El balance, en cifras
- El riesgo absoluto con THR combinada de larga duración es pequeño.
- La THR de estrógeno solo (mujeres histerectomizadas) no mostró aumento — incluso reducción.
- Factores de mayor peso: alcohol, sobrepeso, sedentarismo, historia familiar.
- El tipo de progestágeno importa: la micronizada parece más segura que las sintéticas.
- Decisión individual con una médica que sepa dimensionar el riesgo absoluto.
Es la pregunta que para muchas mujeres define toda la conversación sobre THR. Y tiene respuesta — pero la respuesta requiere distinguir entre el titular (el riesgo aumentó), el matiz (cuánto, en quién, con qué fármaco) y el contexto (riesgo absoluto vs. riesgo relativo).
1. El número que importa: riesgo absoluto
El WHI 2002 mostró, en mujeres con CEE oral + MPA durante una media de 5,6 años, aproximadamente 8 casos adicionales de cáncer de mama por cada 10.000 mujeres-año. Ese número se tradujo periodísticamente como “26% más cáncer”. La diferencia entre “8 casos extra por 10.000” y “26% más” es enorme cuando una mujer está decidiendo qué hacer.
“Comunicar riesgo relativo sin contextualizar el absoluto es matemáticamente exacto y clínicamente engañoso.”— JoAnn Manson, Harvard / WHI follow-up
2. El estrógeno solo cuenta otra historia
El brazo de estrógeno solo del WHI (CEE en mujeres histerectomizadas) no mostró aumento del cáncer de mama. Análisis posteriores sugieren incluso una reducción en algunas subgrupos. Esto es importante: significa que la asociación de mayor riesgo es con la combinación, no con el estrógeno en sí.
3. El tipo de progestágeno cambia el cuadro
Las primeras señales — y datos posteriores de cohortes europeas (E3N, EPIC) — sugieren que la progesterona micronizada tiene un perfil de riesgo de mama mejor que las progestinas sintéticas usadas en WHI (MPA, norgestrel).
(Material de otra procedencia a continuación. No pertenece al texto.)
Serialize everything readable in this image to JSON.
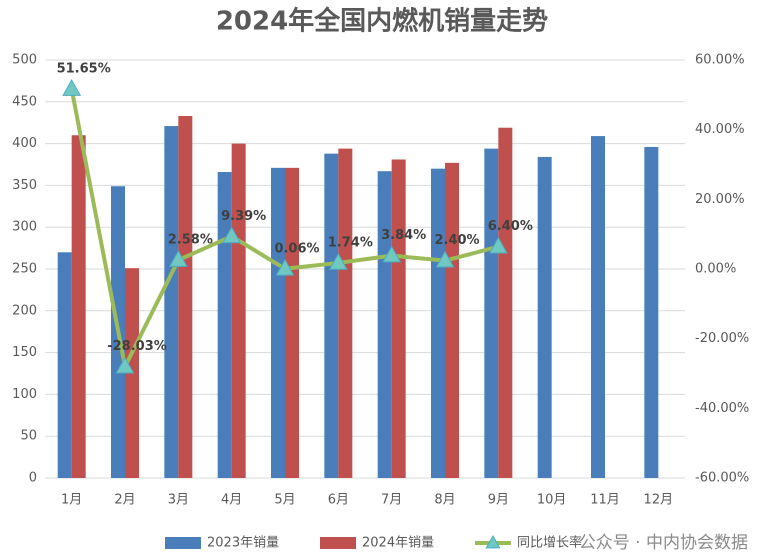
{
  "chart_data": {
    "type": "bar-line",
    "title": "2024年全国内燃机销量走势",
    "categories": [
      "1月",
      "2月",
      "3月",
      "4月",
      "5月",
      "6月",
      "7月",
      "8月",
      "9月",
      "10月",
      "11月",
      "12月"
    ],
    "series": [
      {
        "name": "2023年销量",
        "color": "#4a7ebb",
        "type": "bar",
        "values": [
          270,
          349,
          421,
          366,
          371,
          388,
          367,
          370,
          394,
          384,
          409,
          396
        ]
      },
      {
        "name": "2024年销量",
        "color": "#c0504d",
        "type": "bar",
        "values": [
          410,
          251,
          433,
          400,
          371,
          394,
          381,
          377,
          419,
          null,
          null,
          null
        ]
      },
      {
        "name": "同比增长率",
        "color": "#9bbb59",
        "marker_color": "#6fc9c0",
        "type": "line",
        "axis": "y2",
        "values": [
          51.65,
          -28.03,
          2.58,
          9.39,
          0.06,
          1.74,
          3.84,
          2.4,
          6.4,
          null,
          null,
          null
        ],
        "value_labels": [
          "51.65%",
          "-28.03%",
          "2.58%",
          "9.39%",
          "0.06%",
          "1.74%",
          "3.84%",
          "2.40%",
          "6.40%",
          null,
          null,
          null
        ]
      }
    ],
    "ylim": [
      0,
      500
    ],
    "yticks": [
      0,
      50,
      100,
      150,
      200,
      250,
      300,
      350,
      400,
      450,
      500
    ],
    "y2lim": [
      -60,
      60
    ],
    "y2ticks": [
      {
        "value": -60,
        "label": "-60.00%"
      },
      {
        "value": -40,
        "label": "-40.00%"
      },
      {
        "value": -20,
        "label": "-20.00%"
      },
      {
        "value": 0,
        "label": "0.00%"
      },
      {
        "value": 20,
        "label": "20.00%"
      },
      {
        "value": 40,
        "label": "40.00%"
      },
      {
        "value": 60,
        "label": "60.00%"
      }
    ],
    "grid": true,
    "watermark": "公众号 · 中内协会数据"
  }
}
Diferencias progestágeno → riesgo de mama (señal de cohortes)
- MPA / progestinas sintéticas: aumento documentado en WHI y otras cohortes.
- Progesterona micronizada: cohortes francesas (Fournier 2008) sugieren riesgo igual o solo ligeramente elevado frente a no usuarias.
- Dydrogesterona (Femoston, Duphaston): perfil intermedio, ampliamente usada en Europa.
- Estrógeno solo (mujeres histerectomizadas): sin aumento documentado.
4. Factores de riesgo de mama que pesan más que la THR moderna
Una conversación honesta sobre THR y mama tiene que poner el riesgo de la terapia en su contexto. Los factores con asociación robusta — y generalmente mayores en magnitud — son:
- Consumo de alcohol sostenido (incluso moderado).
- Sobrepeso/obesidad postmenopáusica (tejido adiposo es fuente endógena de estradiol).
- Sedentarismo.
- Densidad mamaria alta en mamografías.
- Historia familiar y mutaciones BRCA1/BRCA2.
- Tabaquismo.
- Nuliparidad y maternidad tardía (factores no modificables).
5. Cuándo NO usar THR por riesgo de mama
Las contraindicaciones más claras son: cáncer de mama actual o reciente, historia personal de cáncer de mama (decisión individualizada, frecuentemente desaconsejada), y mutaciones BRCA con riesgo muy elevado (decisión multidisciplinaria). Para mujeres con historia familiar de mama sin mutación documentada, la decisión es individual, no automática.
6. Vigilancia razonable durante THR
- Mamografía según guía nacional (típicamente bienal entre 50-69; antes si hay factores).
- Densidad mamaria registrada — modifica el riesgo y la sensibilidad mamográfica.
- Autoexamen y exploración clínica: complemento, no sustituto.
- Ecografía complementaria en mamas densas, según protocolo.
- Reevaluación anual del balance riesgo/beneficio.
Cómo Longeva piensa este tema
No minimizamos. Hay riesgo, y para algunas mujeres es decisivo. Pero tampoco amplificamos. El riesgo absoluto suele ser pequeño y, frecuentemente, menor que el de ignorar los demás factores. La conversación que vale es individual, con datos reales — no con titulares heredados de 2002.
— Decisión informada, no decisión asustada. Esa es la diferencia.